Industrielle Tätigkeiten verursachen Emissionen von Stoffen, die der menschlichen Gesundheit und der Umwelt schaden. Die EU-Länder haben gemeinsame Vorschriften festgelegt, um solche schädlichen Emissionen zu begrenzen.

Was sind Industrieemissionen?

Bei industriellen Verfahren und Tätigkeiten entstehen Emissionen von Schadstoffen wie Stickstoffoxid, Ammoniak, Quecksilber und Kohlendioxid, die Wasser, Luft und Boden verschmutzen und die menschliche Gesundheit, die Umwelt und die Natur schädigen.

Stromerzeugung, Abfallbehandlung und -bewirtschaftung, Tierhaltung oder Zementherstellung sind Beispiele für industrielle Tätigkeiten, die Schadstoffemissionen in die Umwelt freisetzen.

Die Einleitung von Schadstoffen in die Umwelt kann zu Erkrankungen wie Asthma, Bronchitis, Krebs und Herzinsuffizienz führen. Emissionen gelten als Ursache für Tausende vorzeitiger Todesfälle jedes Jahr.

Nach Schätzungen aus dem Jahr 2017 verursachen Industrieemissionen jährlich Schäden in Höhe von 277 bis 433 Mrd. € für die menschliche Gesundheit und die Umwelt.

Was tun die Länder der EU gegen Industrieemissionen?

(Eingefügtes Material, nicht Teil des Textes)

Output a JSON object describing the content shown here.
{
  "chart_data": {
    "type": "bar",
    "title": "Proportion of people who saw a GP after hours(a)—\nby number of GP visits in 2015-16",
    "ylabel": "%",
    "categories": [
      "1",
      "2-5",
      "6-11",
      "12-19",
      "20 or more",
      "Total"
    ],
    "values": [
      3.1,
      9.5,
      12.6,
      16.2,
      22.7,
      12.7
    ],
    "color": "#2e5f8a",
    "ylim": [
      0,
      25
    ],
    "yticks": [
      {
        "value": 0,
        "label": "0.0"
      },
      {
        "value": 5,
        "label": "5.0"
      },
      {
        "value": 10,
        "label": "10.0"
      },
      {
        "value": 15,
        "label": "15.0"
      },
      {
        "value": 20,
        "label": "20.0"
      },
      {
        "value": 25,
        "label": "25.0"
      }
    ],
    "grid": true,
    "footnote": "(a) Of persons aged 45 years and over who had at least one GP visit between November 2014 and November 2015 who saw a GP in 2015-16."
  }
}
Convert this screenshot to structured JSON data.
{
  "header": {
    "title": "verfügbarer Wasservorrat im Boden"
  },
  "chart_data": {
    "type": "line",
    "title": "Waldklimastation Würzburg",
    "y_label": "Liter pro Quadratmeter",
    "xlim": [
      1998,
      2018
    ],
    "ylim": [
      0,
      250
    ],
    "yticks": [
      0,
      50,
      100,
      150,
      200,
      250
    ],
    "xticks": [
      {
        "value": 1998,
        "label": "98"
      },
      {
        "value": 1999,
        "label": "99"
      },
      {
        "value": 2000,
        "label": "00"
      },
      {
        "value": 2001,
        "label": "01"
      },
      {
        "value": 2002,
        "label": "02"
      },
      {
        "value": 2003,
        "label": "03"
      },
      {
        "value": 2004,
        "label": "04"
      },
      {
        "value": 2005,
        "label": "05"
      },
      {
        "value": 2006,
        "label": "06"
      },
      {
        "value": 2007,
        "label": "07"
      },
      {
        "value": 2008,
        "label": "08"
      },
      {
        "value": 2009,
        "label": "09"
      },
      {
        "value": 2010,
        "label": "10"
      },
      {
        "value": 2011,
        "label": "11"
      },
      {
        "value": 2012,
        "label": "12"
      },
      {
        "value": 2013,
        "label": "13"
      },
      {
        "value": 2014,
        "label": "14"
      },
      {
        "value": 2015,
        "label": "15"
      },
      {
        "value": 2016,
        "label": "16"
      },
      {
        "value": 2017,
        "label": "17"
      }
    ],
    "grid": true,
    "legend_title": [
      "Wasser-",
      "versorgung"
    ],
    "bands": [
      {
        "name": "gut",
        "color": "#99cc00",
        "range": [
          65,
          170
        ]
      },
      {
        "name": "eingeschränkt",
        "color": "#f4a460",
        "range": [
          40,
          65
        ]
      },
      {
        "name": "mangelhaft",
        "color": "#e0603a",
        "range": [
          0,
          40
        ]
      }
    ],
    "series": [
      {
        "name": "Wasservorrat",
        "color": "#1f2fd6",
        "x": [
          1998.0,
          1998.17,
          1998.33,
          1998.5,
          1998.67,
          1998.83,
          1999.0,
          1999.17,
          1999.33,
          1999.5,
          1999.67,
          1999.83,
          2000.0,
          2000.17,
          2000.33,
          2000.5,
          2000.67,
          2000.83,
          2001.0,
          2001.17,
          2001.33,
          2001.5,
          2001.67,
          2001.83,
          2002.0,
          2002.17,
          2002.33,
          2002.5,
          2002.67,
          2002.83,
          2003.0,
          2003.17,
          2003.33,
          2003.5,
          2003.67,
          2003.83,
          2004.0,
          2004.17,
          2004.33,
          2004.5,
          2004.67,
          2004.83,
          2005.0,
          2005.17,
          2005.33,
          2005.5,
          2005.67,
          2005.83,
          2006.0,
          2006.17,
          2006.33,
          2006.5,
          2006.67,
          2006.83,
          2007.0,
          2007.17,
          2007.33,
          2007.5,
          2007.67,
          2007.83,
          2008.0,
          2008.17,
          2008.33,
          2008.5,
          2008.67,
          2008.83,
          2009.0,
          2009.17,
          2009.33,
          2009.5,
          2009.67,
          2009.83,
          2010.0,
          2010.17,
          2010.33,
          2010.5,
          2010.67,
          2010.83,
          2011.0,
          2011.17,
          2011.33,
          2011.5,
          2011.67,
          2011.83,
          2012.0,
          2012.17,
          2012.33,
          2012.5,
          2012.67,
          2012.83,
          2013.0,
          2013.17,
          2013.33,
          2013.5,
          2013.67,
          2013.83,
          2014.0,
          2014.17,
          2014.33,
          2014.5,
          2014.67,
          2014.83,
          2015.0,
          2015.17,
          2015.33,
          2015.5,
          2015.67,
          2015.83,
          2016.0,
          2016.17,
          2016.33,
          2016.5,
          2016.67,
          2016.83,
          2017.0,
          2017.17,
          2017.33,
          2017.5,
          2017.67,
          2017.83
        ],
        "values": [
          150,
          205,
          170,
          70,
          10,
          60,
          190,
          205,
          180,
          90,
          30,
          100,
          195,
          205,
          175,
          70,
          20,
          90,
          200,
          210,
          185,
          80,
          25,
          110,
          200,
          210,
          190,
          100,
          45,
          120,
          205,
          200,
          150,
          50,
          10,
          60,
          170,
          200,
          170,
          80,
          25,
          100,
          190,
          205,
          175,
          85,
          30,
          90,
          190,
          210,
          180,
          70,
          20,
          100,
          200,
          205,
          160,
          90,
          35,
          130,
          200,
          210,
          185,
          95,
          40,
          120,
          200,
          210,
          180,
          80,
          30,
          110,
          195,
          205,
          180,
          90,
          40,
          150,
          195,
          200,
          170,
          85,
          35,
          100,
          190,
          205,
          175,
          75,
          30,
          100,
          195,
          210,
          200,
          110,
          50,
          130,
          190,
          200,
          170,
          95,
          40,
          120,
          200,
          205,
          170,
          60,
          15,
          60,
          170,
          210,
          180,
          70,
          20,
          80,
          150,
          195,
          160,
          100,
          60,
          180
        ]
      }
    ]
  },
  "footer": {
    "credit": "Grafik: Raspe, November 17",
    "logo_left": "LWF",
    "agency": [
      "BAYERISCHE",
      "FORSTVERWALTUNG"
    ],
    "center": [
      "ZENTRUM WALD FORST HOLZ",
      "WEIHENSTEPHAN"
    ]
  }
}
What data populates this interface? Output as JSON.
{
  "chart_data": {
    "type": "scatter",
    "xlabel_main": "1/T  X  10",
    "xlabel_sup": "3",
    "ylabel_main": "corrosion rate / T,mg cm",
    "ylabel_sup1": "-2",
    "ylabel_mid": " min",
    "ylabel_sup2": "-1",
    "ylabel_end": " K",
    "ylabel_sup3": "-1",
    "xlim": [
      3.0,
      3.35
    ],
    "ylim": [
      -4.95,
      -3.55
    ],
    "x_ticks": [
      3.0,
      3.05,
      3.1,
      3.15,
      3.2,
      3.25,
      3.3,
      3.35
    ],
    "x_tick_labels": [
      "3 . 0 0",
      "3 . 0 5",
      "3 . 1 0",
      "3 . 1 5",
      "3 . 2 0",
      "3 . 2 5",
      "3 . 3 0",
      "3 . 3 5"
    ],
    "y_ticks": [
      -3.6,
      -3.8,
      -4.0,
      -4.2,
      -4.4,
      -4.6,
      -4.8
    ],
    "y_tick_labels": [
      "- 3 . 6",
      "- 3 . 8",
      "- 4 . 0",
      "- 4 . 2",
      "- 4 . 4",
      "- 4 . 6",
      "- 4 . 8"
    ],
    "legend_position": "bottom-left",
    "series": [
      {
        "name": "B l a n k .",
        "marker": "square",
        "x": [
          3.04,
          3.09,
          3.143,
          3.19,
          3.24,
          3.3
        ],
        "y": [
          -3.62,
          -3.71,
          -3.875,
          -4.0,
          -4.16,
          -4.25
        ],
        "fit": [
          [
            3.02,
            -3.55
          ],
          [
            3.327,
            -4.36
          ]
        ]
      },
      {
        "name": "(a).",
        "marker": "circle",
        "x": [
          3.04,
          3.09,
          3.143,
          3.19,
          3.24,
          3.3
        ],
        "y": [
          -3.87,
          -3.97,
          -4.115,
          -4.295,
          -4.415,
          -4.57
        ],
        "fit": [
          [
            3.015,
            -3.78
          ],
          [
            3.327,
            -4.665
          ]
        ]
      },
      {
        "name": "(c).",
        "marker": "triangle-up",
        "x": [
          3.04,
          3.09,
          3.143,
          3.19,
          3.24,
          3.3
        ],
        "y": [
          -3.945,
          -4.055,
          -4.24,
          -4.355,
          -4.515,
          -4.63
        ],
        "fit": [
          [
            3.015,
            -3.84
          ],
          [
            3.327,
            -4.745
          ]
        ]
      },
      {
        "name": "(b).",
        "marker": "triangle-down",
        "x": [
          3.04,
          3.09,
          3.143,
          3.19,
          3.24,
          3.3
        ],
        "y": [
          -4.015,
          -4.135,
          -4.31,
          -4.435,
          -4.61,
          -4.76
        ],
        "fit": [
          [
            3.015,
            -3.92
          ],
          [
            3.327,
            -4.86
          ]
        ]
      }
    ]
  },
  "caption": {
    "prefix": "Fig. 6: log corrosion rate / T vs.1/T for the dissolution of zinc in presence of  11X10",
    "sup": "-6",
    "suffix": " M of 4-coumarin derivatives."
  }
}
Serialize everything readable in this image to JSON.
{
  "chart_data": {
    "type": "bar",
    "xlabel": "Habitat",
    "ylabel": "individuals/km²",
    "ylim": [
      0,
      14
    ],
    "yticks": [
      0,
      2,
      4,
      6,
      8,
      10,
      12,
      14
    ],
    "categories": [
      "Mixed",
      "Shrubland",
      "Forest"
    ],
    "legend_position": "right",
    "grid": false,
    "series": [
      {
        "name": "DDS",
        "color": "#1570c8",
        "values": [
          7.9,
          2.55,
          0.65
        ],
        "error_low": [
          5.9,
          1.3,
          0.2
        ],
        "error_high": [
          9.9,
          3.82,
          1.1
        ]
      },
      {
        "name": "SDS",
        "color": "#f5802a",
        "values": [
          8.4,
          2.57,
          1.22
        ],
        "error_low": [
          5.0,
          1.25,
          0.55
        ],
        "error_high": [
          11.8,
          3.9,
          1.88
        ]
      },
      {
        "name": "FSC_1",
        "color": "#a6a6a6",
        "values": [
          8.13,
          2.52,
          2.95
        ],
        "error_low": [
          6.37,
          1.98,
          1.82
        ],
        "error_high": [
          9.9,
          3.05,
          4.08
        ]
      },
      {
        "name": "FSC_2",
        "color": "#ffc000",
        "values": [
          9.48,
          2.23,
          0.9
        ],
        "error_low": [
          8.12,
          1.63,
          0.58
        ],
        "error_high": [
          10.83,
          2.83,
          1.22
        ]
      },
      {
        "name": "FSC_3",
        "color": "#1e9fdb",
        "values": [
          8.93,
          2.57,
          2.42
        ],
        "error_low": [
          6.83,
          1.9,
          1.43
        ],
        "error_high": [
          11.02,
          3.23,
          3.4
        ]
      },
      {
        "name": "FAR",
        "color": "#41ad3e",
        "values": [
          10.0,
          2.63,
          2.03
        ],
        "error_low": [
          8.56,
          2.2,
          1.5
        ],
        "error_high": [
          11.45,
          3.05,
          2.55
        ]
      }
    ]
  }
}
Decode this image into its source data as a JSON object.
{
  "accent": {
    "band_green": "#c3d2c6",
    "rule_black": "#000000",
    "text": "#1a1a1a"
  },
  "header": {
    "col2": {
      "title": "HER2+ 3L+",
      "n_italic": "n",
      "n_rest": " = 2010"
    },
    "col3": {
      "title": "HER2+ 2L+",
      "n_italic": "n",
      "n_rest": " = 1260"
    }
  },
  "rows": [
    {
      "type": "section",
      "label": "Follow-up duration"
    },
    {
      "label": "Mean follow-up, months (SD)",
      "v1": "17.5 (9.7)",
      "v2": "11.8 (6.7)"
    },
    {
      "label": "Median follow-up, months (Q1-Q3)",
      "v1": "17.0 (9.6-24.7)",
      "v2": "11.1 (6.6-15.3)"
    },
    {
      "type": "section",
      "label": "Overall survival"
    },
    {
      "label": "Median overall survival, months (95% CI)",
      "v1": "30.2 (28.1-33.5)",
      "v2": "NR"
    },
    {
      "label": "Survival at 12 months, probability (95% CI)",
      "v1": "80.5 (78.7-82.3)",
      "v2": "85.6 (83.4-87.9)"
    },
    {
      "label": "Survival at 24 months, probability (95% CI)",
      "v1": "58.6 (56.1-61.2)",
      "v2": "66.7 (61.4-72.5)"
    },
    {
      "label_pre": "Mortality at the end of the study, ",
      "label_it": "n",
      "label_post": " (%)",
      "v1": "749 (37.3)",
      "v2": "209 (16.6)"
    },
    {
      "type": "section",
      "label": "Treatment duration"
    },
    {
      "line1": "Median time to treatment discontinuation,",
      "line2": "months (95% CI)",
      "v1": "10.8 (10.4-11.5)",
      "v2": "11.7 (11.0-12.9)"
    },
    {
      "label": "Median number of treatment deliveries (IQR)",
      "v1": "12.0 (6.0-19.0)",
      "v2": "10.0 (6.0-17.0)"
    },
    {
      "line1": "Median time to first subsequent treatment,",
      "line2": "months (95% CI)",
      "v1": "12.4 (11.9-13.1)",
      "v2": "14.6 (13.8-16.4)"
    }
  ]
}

Die EU hat Vorschriften zur Bekämpfung der industriebedingten Umweltverschmutzung festgelegt.

Die Industrieemissionsrichtlinie ist die wichtigste EU-Rechtsvorschrift zur Vermeidung und Verringerung der Umweltverschmutzung durch große Industrieanlagen, einschließlich Tierhaltungsbetrieben, in der EU.

Ihr allgemeines Ziel besteht darin, zum Schutz von Ökosystemen und der menschlichen Gesundheit beizutragen.

Die Vorschriften sollen

  • Luft-, Wasser- und Bodenemissionen aus den größten Industrieanlagen Europas vermeiden und vermindern
  • den Verbrauch von Ressourcen minimieren
  • Prozesse effizienter machen
  • Verfahren der Kreislaufwirtschaft fördern
  • Abfallvermeidung und -verminderung gewährleisten

Die Richtlinie gilt für über 50 000 Anlagen in EU-Ländern, die zusammen für 20 % aller Schadstoffemissionen in Luft und Wasser und 40 % der Treibhausgasemissionen in der EU verantwortlich sind. (Diese Zahlen könnten sich nach der Überarbeitung der Richtlinie im Jahr 2024 erhöhen.)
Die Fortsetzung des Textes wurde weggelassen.